Le problème, c’est que ce basketball-là n’existe plus. La révolution tactique des quinze dernières années a fait voler en éclats les frontières entre les postes, et le jeu moderne est devenu, comme disent les Américains, positionless, sans poste. Regarde les parquets NBA d’aujourd’hui : des intérieurs de 2 mètres 11 qui dirigent le jeu et distribuent des passes de meneur, des pivots qui dégainent à trois points en sortie d’écran, des arrières de 100 kilos qui postent dans la raquette, des ailiers qui défendent sur les cinq postes dans le même match. Victor Wembanyama shoote de 9 mètres et contre-attaque balle en main, Nikola Jokic est le meilleur passeur de sa franchise depuis le poste de pivot, et les meneurs modernes prennent des rebonds en pagaille. Les exigences physiques ne se répartissent plus par poste : tout le monde court, tout le monde change de direction, tout le monde shoote, tout le monde défend en mouvement.
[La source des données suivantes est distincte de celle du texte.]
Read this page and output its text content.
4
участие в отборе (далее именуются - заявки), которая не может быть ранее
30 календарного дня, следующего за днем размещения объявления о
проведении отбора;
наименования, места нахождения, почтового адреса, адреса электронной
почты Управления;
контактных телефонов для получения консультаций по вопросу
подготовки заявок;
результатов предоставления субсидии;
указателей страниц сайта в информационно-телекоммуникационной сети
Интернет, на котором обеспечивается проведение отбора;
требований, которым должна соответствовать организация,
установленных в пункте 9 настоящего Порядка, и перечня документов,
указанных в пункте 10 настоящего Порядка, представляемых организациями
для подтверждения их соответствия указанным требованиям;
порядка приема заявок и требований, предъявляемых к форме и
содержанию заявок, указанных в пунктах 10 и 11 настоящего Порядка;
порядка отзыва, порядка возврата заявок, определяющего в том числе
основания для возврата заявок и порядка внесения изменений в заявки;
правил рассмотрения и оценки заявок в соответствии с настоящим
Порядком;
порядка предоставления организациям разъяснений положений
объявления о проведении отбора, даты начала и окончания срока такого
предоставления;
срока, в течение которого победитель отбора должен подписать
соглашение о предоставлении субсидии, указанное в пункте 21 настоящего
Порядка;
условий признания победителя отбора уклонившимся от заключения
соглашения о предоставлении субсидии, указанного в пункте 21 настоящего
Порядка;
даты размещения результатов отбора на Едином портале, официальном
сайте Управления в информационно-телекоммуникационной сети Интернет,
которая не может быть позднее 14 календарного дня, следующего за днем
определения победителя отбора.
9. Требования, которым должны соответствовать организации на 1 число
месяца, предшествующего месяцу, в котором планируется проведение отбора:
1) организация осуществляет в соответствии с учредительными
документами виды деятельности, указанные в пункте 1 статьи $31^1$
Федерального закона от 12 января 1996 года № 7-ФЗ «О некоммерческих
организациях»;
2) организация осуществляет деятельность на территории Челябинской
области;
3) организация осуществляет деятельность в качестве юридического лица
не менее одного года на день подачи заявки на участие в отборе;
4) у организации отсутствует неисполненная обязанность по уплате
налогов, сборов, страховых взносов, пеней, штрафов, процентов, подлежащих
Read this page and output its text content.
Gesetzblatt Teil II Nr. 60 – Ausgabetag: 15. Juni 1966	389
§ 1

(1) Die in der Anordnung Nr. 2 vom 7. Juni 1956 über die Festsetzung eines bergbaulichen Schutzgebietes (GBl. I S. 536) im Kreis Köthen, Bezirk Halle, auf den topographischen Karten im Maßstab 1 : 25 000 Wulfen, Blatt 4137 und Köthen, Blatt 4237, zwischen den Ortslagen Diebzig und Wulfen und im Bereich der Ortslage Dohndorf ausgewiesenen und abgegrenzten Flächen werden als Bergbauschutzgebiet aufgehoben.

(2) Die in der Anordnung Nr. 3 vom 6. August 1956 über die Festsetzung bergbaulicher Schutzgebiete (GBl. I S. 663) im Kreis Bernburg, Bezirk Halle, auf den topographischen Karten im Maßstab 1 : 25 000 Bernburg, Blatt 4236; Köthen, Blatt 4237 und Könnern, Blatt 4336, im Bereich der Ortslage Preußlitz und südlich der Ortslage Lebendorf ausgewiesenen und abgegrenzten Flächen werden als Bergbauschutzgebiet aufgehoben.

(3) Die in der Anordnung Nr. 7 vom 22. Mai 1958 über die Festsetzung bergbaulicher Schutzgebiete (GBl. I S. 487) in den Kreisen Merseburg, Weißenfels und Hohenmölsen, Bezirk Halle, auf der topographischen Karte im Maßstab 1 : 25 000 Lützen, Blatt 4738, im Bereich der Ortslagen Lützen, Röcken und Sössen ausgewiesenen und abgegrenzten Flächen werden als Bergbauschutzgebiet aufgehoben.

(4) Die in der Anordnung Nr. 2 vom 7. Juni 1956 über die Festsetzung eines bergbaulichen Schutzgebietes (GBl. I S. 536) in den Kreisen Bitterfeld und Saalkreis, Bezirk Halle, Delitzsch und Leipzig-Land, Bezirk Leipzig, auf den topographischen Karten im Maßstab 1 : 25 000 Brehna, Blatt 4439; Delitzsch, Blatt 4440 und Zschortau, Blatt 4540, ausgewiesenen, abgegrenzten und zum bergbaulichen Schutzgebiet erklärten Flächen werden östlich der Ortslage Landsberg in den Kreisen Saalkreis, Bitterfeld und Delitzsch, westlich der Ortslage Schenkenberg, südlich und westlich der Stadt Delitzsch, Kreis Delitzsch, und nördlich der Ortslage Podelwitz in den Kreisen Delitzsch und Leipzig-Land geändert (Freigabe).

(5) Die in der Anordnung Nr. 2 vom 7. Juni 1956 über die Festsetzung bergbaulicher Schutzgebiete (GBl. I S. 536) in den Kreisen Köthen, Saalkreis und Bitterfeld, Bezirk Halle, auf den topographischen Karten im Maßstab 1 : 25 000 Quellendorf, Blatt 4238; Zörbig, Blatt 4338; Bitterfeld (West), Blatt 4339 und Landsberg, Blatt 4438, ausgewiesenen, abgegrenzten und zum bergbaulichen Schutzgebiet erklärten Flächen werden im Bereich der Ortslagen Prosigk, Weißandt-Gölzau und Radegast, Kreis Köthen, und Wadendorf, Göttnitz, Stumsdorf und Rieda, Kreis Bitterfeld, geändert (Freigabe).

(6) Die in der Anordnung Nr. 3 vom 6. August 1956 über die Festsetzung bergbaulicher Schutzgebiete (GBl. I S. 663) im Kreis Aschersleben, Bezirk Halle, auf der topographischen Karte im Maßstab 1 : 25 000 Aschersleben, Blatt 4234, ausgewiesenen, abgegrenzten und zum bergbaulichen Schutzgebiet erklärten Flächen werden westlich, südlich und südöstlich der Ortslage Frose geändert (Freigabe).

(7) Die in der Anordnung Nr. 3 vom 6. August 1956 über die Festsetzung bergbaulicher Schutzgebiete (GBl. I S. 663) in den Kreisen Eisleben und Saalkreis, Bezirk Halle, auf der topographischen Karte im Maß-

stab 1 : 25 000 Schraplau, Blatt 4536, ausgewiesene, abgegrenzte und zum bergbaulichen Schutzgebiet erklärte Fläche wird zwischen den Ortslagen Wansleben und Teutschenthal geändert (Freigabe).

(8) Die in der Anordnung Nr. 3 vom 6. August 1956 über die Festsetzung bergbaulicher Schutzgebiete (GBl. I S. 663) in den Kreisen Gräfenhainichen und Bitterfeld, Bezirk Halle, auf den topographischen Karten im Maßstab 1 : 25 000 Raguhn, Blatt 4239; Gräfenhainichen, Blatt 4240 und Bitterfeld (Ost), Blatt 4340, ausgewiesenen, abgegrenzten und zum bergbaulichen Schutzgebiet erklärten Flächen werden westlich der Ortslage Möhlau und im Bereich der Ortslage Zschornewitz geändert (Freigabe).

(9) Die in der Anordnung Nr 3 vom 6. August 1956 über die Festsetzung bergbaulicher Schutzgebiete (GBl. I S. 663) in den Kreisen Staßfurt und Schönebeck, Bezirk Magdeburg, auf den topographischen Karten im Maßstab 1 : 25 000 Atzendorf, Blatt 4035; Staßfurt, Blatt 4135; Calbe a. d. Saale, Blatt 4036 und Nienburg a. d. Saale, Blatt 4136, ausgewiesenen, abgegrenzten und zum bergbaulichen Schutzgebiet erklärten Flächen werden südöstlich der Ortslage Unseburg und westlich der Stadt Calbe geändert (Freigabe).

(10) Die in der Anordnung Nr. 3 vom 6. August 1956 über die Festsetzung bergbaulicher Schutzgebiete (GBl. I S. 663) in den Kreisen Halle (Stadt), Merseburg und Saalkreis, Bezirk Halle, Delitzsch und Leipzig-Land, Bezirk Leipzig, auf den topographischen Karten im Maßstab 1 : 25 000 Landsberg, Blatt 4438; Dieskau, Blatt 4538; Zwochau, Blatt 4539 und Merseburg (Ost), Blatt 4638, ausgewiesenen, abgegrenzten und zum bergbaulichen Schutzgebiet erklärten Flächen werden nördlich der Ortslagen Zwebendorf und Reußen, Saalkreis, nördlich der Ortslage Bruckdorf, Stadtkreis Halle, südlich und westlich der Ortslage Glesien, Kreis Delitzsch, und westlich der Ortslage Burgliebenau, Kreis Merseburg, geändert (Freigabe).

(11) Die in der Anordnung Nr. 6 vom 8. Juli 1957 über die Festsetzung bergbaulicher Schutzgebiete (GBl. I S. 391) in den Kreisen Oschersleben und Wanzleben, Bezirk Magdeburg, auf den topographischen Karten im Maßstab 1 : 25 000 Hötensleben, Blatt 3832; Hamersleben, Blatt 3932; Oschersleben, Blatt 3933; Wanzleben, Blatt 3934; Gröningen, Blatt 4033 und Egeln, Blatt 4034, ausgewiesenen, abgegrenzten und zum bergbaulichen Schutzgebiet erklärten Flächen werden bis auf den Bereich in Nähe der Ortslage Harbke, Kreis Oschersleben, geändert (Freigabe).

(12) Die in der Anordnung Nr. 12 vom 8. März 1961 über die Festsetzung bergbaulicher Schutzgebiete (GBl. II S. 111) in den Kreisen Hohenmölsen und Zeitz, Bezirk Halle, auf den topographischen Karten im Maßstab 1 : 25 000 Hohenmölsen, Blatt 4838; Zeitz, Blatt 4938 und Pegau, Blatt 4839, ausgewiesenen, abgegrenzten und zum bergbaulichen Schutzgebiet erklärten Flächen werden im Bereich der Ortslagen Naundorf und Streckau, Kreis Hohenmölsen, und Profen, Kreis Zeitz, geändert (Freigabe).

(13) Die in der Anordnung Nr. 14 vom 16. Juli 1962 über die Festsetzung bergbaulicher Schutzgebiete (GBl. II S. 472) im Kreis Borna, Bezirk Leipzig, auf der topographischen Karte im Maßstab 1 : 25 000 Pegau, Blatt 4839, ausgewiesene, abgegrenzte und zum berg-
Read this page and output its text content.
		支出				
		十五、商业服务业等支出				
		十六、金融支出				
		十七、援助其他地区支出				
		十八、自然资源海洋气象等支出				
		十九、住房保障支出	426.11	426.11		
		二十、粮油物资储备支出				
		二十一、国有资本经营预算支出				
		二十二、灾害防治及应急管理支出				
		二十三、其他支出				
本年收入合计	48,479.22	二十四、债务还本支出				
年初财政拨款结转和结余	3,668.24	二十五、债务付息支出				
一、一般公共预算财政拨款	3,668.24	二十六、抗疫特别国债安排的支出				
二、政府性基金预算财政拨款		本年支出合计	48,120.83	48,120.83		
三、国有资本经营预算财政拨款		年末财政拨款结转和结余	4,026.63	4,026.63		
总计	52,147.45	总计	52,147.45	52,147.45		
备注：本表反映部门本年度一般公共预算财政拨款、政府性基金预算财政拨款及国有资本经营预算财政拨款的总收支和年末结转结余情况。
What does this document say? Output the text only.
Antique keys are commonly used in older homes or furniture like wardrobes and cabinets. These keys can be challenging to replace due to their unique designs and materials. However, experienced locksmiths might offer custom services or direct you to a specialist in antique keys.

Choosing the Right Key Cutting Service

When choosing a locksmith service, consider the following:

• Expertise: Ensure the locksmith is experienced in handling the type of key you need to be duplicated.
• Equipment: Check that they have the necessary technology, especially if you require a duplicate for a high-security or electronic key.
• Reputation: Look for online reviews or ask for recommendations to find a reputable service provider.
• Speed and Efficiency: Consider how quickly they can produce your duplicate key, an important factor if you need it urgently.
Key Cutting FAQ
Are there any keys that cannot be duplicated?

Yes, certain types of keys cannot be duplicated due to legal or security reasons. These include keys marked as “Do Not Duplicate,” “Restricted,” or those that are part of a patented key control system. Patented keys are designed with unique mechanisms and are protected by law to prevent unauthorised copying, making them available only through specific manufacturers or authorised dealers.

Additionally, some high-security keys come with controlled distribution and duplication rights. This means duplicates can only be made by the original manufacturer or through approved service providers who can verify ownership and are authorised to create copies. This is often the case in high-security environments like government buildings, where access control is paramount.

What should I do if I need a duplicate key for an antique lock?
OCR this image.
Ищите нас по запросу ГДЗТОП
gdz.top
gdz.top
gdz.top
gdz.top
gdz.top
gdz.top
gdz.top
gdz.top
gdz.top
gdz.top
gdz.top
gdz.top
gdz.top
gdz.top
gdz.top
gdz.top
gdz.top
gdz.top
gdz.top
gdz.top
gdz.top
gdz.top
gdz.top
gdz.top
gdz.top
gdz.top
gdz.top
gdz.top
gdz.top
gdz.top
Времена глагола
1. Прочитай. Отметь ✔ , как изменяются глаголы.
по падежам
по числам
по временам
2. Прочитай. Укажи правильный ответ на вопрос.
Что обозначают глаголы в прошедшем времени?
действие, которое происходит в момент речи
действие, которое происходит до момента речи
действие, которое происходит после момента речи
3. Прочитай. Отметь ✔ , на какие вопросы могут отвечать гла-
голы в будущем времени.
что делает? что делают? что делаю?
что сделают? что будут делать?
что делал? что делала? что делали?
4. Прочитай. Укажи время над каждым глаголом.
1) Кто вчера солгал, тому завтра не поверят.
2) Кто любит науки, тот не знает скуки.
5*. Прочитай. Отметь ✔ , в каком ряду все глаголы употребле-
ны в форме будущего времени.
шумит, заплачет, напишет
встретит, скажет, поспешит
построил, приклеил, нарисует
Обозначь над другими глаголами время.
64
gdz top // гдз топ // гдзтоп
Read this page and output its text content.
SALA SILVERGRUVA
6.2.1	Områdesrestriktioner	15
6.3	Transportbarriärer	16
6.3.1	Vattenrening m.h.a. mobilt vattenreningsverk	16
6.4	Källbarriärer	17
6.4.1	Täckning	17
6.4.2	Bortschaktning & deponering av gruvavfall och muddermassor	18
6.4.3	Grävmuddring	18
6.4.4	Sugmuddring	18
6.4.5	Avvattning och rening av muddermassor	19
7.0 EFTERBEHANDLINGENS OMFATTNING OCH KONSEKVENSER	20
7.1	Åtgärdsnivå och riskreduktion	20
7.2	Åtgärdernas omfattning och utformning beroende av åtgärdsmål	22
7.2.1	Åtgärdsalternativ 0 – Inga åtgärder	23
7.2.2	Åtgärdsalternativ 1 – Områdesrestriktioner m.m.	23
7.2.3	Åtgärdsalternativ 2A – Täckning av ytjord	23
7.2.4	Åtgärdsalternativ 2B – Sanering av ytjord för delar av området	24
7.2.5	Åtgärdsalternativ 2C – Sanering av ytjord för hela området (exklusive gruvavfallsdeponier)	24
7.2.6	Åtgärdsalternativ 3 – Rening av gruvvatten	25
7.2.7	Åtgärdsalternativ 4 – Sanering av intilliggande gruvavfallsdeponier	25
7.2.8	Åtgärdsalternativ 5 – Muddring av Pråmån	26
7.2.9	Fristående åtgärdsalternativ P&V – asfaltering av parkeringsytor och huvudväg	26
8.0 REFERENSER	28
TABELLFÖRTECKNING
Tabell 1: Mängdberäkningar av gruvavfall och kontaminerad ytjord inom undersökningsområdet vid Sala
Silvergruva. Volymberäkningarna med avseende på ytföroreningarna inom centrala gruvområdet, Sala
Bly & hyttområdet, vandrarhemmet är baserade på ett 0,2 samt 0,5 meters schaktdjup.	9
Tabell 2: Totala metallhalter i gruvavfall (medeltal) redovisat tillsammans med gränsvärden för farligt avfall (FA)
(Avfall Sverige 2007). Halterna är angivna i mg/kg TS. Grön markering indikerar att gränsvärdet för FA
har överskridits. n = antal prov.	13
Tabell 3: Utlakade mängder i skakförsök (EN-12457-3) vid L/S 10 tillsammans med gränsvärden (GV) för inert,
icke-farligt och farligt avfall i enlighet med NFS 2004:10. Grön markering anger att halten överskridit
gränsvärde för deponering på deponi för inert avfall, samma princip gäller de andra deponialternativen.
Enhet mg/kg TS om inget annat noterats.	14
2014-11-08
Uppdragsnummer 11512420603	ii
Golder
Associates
Il suffit d’ailleurs d’observer comment les marques structurent aujourd’hui leurs catalogues pour mesurer le changement. Chez Nike comme chez adidas, PUMA, Under Armour ou les marques challengers, les gammes se définissent désormais par des philosophies de jeu : les lignes rapides et minimalistes pour les profils explosifs, les lignes équilibrées pour les polyvalents, les lignes protectrices pour ceux qui privilégient l’amorti, et même des gammes dédiées à la surface de jeu avec l’essor des chaussures outdoor. Le vocabulaire marketing lui-même a changé, on ne parle plus de guards et de big men mais de vitesse, de contrôle, de protection et de polyvalence. Les fiches produits décrivent des sensations et des usages, plus des positions sur le terrain.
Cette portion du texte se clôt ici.